How S'pore tamed a Covid-19 outbreak at workers' dorms, avoiding a 'major disaster'

A migrant worker tears after a nasal swab test at Ng Teng Fong General Hospital, on April 28, 2020. ST PHOTO: KEVIN LIM

SINGAPORE - When Covid-19 rampaged through migrant workers' dormitories in 2020, at no point did the authorities consider letting it burn through - not even when there was widespread sentiment that the situation in those living quarters was Singapore's Achilles heel in the early months of the pandemic.

A new book on the city state's Covid-19 fight reveals that the idea of allowing infections to occur naturally to gain herd immunity among the population of workers "goes against the notion of us wanting to make sure we do our best for everyone", said Singapore's director of medical services Kenneth Mak in an interview for the book.

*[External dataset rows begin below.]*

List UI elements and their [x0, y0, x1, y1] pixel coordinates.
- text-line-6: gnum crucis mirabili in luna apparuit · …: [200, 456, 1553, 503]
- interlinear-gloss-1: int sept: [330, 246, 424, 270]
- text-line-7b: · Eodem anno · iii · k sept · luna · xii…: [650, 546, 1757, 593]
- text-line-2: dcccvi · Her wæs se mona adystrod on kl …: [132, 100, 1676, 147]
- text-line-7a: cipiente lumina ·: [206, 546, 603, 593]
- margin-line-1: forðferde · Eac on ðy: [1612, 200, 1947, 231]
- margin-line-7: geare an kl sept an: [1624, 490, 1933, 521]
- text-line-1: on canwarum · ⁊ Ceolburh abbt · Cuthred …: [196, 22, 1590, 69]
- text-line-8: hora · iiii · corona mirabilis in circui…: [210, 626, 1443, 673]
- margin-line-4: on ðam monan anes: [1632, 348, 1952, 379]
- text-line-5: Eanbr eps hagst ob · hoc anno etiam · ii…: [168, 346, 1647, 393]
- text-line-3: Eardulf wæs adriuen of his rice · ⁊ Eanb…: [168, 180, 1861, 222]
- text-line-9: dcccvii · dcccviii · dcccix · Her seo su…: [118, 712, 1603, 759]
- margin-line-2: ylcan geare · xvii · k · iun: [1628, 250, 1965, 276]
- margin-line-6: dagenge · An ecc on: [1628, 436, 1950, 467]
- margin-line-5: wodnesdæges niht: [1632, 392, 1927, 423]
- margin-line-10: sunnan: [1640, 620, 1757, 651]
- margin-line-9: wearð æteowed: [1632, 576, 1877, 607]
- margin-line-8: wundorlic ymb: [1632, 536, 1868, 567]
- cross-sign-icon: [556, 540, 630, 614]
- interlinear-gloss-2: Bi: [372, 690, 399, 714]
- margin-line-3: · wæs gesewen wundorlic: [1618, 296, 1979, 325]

Released on Thursday (Jan 20), In This Together: Singapore's Covid-19 Story details, among other things, the Government's effort to bring the dorm outbreak under control and prevent the healthcare system from being overwhelmed.

Stemming transmissions and protecting workers was the mission of an inter-agency Joint Task Force (JTF) assembled by Senior Minister Teo Chee Hean at the request of Prime Minister Lee Hsien Loong, and comprising the Singapore Armed Forces (SAF), health and manpower ministries, and the Home Team from the Ministry of Home Affairs.

Cases among workers living in dormitories had surged, alarmingly, from 31 in April 2020 to over 15,000 in May, before more than doubling to 33,000 in June.

For much of the year, they made up 19 in 20 cases, and by the end of last year, over 175,000 out of 323,000 dormitory residents had caught the virus.

In the book, PM Lee describes the dormitory situation as having "every prospect of becoming a major disaster".

"We were worried about the dorms. We knew that they were vulnerable, and we took precautions even from January (2020) onwards, but the precautions proved insufficient," he said.

That month, with news of an outbreak in Wuhan, China, the Ministry of Manpower (MOM) had told dorm operators to be on the alert, and to prepare isolation and quarantine facilities.

Still, from March 30, clusters began to form at the larger purpose-built dorms (PBDs) - something advocacy groups had been warning about, given the crowded and unsanitary living conditions.

PBDs are large, communal facilities housing thousands of workers, with between 12 and 16 to a room packed with double-decker beds.

Ensuring that the situation would be well taken care of was a "critical" decision. PM Lee approached Mr Teo on April 4 to oversee the effort.

On April 5, two dorms were locked down and gazetted as isolation areas - a major operation that involved making sure the workers' health and basic needs would be met. Failing to do so could have led to a major public order problem, said Mr Teo.

A temporary facility for recovering or early Covid-19 patients with mild symptoms. ST PHOTO: DESMOND FOO

The chain of command would see the JTF headed by Brigadier-General Seet Uei Lim, Chief Guards Officer in the SAF, reporting up to Permanent Secretary for Manpower Aubeck Kam, then Manpower Minister Josephine Teo and finally the multi-ministry task force on Covid-19.

Over the next three days, the situation unravelled rapidly, with at least nine dorms experiencing clusters. The JTF deployed officers to all 43 PBDs to set up medical facilities, bring in supplies and food, and ensure that there was Internet access and entertainment for the workers.

Doctors and nurses were also deployed from hospitals and polyclinics to each dorm.

By the end of the first week of the circuit breaker, which had begun on April 7, all the dorms had been locked down, with workers who tested positive moved to community facilities, and strict testing and isolation rules imposed.

With the help of JTF officers, teething issues around food, living conditions and workers' salaries were resolved.

It took over four months before all the dorms were pronounced cleared of the virus and that nine in 10 workers in the construction, maritime and process sectors could return to their jobs.

SPH Brightcove Video
In this Dec 2020 interview, Prime Minister Lee Hsien Loong reflects on the 2020 outbreak at migrant worker dormitories, in which about 54,500 workers were infected by Covid-19.

The JTF was stood down on Aug 22 and its operations handed over to a new MOM division called the Assurance, Care and Engagement Group.

PM Lee said Mr Teo's plan had worked very well, considering how the Government had to "just bludgeon its way to implement the big moves and deal with the situation at hand" at the initial stages of the dorm outbreak.

"What we could have done was to prepare everything sooner so that when we did need to lock down, we could have moved with greater expedition and all the pieces would be in place. We were prepared but not enough," said the Prime Minister. "We will henceforth have to manage the dorms in a different way from the way they have been handled."